Loustal’s development has always been autonomous,not only in his approach to the classical comic strip or crime story, but also in his choices of genre and themes. Often crime stories are mixed with the film-noire, love stories and jazz music and always mixed with his subtle light ironic view on culture and design, the relational behaviour within the public area.
In Paris, at a friend’s home, I discovered Loustal’s work in some ‘Carnet-de-voyages’ and started looking for his books. I felt attracted to his free approach of drawing, his vision, his themes inspired by the cinema, the photography, a new way of telling stories in images. I recognized his investigation into dressing, design, lightning, attention at the mise-en-scène, the stage setting, how to portray a story visually, not always the same mise-en-page or using the same techniques. Sometimes working with a pencil, black graphite, or colour pencils, felt pen, everything is permitted but has to go with this story and that moment, in the classical comic strip the text’s place is mostly in a small balloon, bulbs or small clouds. In Loustal’s work the drawing, although not always, often becomes more and more autonomous. Perhaps the text is beside the image and as a viewer one follows both lines, the visual and the telling. This creates space for him to give attention to his perspective on the story, to zoom in and out, to create tension, to be close to the surface, to make the scene both physical and perceptible.
In an interview with the French writer Philippe Muri, in: Loustal, Chambres avec Vue, published by Festival International du Bande Desinée –where he has been guest of honour in 2011, he works out this idea, from which I take some thoughts to introduce him.

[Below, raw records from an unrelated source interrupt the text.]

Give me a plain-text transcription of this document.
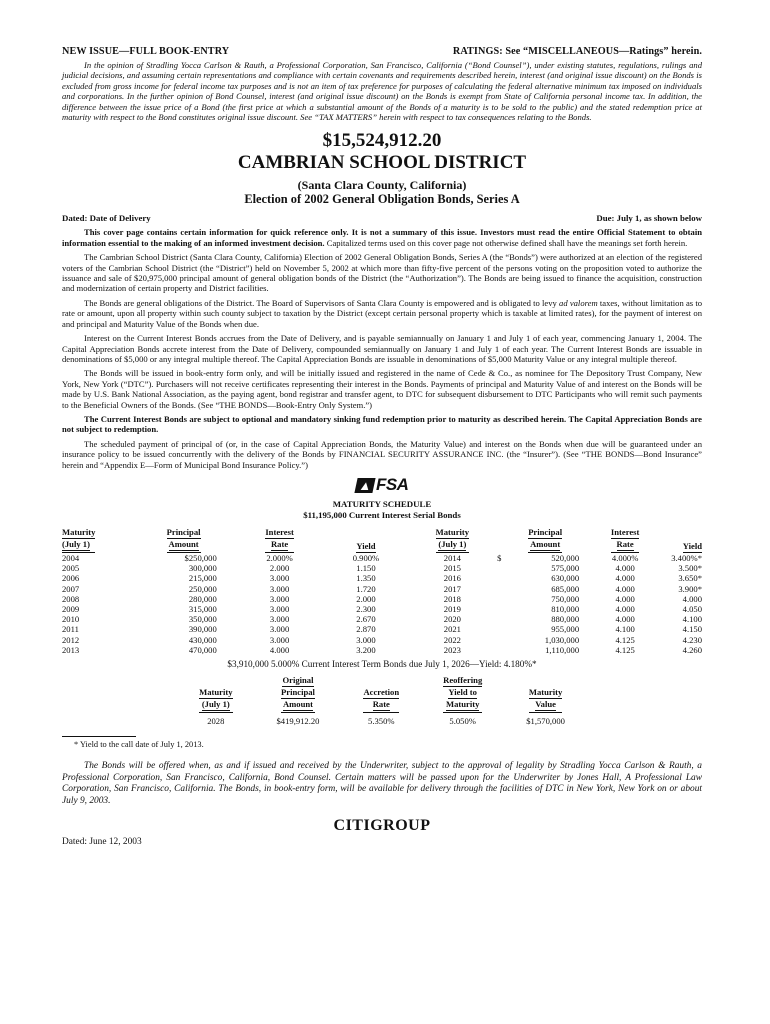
NEW ISSUE—FULL BOOK-ENTRY	RATINGS: See “MISCELLANEOUS—Ratings” herein.

In the opinion of Stradling Yocca Carlson & Rauth, a Professional Corporation, San Francisco, California (“Bond Counsel”), under existing statutes, regulations, rulings and judicial decisions, and assuming certain representations and compliance with certain covenants and requirements described herein, interest (and original issue discount) on the Bonds is excluded from gross income for federal income tax purposes and is not an item of tax preference for purposes of calculating the federal alternative minimum tax imposed on individuals and corporations. In the further opinion of Bond Counsel, interest (and original issue discount) on the Bonds is exempt from State of California personal income tax. In addition, the difference between the issue price of a Bond (the first price at which a substantial amount of the Bonds of a maturity is to be sold to the public) and the stated redemption price at maturity with respect to the Bond constitutes original issue discount. See “TAX MATTERS” herein with respect to tax consequences relating to the Bonds.

$15,524,912.20
CAMBRIAN SCHOOL DISTRICT
(Santa Clara County, California)
Election of 2002 General Obligation Bonds, Series A
Dated: Date of Delivery	Due: July 1, as shown below

This cover page contains certain information for quick reference only. It is not a summary of this issue. Investors must read the entire Official Statement to obtain information essential to the making of an informed investment decision. Capitalized terms used on this cover page not otherwise defined shall have the meanings set forth herein.

The Cambrian School District (Santa Clara County, California) Election of 2002 General Obligation Bonds, Series A (the “Bonds”) were authorized at an election of the registered voters of the Cambrian School District (the “District”) held on November 5, 2002 at which more than fifty-five percent of the persons voting on the proposition voted to authorize the issuance and sale of $20,975,000 principal amount of general obligation bonds of the District (the “Authorization”). The Bonds are being issued to finance the acquisition, construction and modernization of certain property and District facilities.

The Bonds are general obligations of the District. The Board of Supervisors of Santa Clara County is empowered and is obligated to levy ad valorem taxes, without limitation as to rate or amount, upon all property within such county subject to taxation by the District (except certain personal property which is taxable at limited rates), for the payment of interest on and principal and Maturity Value of the Bonds when due.

Interest on the Current Interest Bonds accrues from the Date of Delivery, and is payable semiannually on January 1 and July 1 of each year, commencing January 1, 2004. The Capital Appreciation Bonds accrete interest from the Date of Delivery, compounded semiannually on January 1 and July 1 of each year. The Current Interest Bonds are issuable in denominations of $5,000 or any integral multiple thereof. The Capital Appreciation Bonds are issuable in denominations of $5,000 Maturity Value or any integral multiple thereof.

The Bonds will be issued in book-entry form only, and will be initially issued and registered in the name of Cede & Co., as nominee for The Depository Trust Company, New York, New York (“DTC”). Purchasers will not receive certificates representing their interest in the Bonds. Payments of principal and Maturity Value of and interest on the Bonds will be made by U.S. Bank National Association, as the paying agent, bond registrar and transfer agent, to DTC for subsequent disbursement to DTC Participants who will remit such payments to the Beneficial Owners of the Bonds. (See “THE BONDS—Book-Entry Only System.”)

The Current Interest Bonds are subject to optional and mandatory sinking fund redemption prior to maturity as described herein. The Capital Appreciation Bonds are not subject to redemption.

The scheduled payment of principal of (or, in the case of Capital Appreciation Bonds, the Maturity Value) and interest on the Bonds when due will be guaranteed under an insurance policy to be issued concurrently with the delivery of the Bonds by FINANCIAL SECURITY ASSURANCE INC. (the “Insurer”). (See “THE BONDS—Bond Insurance” herein and “Appendix E—Form of Municipal Bond Insurance Policy.”)

▲ FSA
MATURITY SCHEDULE
$11,195,000 Current Interest Serial Bonds
Maturity
(July 1)	Principal
Amount		Interest
Rate	Yield	Maturity
(July 1)	Principal
Amount		Interest
Rate	Yield
2004		$250,000	2.000%	0.900%	2014	$	520,000	4.000%	3.400%*
2005		300,000	2.000	1.150	2015		575,000	4.000	3.500*
2006		215,000	3.000	1.350	2016		630,000	4.000	3.650*
2007		250,000	3.000	1.720	2017		685,000	4.000	3.900*
2008		280,000	3.000	2.000	2018		750,000	4.000	4.000
2009		315,000	3.000	2.300	2019		810,000	4.000	4.050
2010		350,000	3.000	2.670	2020		880,000	4.000	4.100
2011		390,000	3.000	2.870	2021		955,000	4.100	4.150
2012		430,000	3.000	3.000	2022		1,030,000	4.125	4.230
2013		470,000	4.000	3.200	2023		1,110,000	4.125	4.260
$3,910,000 5.000% Current Interest Term Bonds due July 1, 2026—Yield: 4.180%*
Maturity
(July 1)	Original
Principal
Amount	Accretion
Rate	Reoffering
Yield to
Maturity	Maturity
Value
2028	$419,912.20	5.350%	5.050%	$1,570,000
* Yield to the call date of July 1, 2013.

The Bonds will be offered when, as and if issued and received by the Underwriter, subject to the approval of legality by Stradling Yocca Carlson & Rauth, a Professional Corporation, San Francisco, California, Bond Counsel. Certain matters will be passed upon for the Underwriter by Jones Hall, A Professional Law Corporation, San Francisco, California. The Bonds, in book-entry form, will be available for delivery through the facilities of DTC in New York, New York on or about July 9, 2003.

CITIGROUP
Dated: June 12, 2003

He talks about his youth, the presence of books, photo books, also objects, images, postcards, and maps, also his hunger to discover the world, fed by this environment.
The interiors in his drawings are a lust for the eye, his attention to the design of the scene, the materials, objects, paintings on the wall, the fashion, tapestry on the floor, table-covers, always playing with this in his subtle, light ironic view on the world. No detail is from a sense of duty, on the contrary, it’s filled with all that comes together in his translated world. In that sense he’s not illustrating the stories, but creating a visual layer which places the story in a Loustallian light of a certain sadness, in which the story teller and spectator come together totally.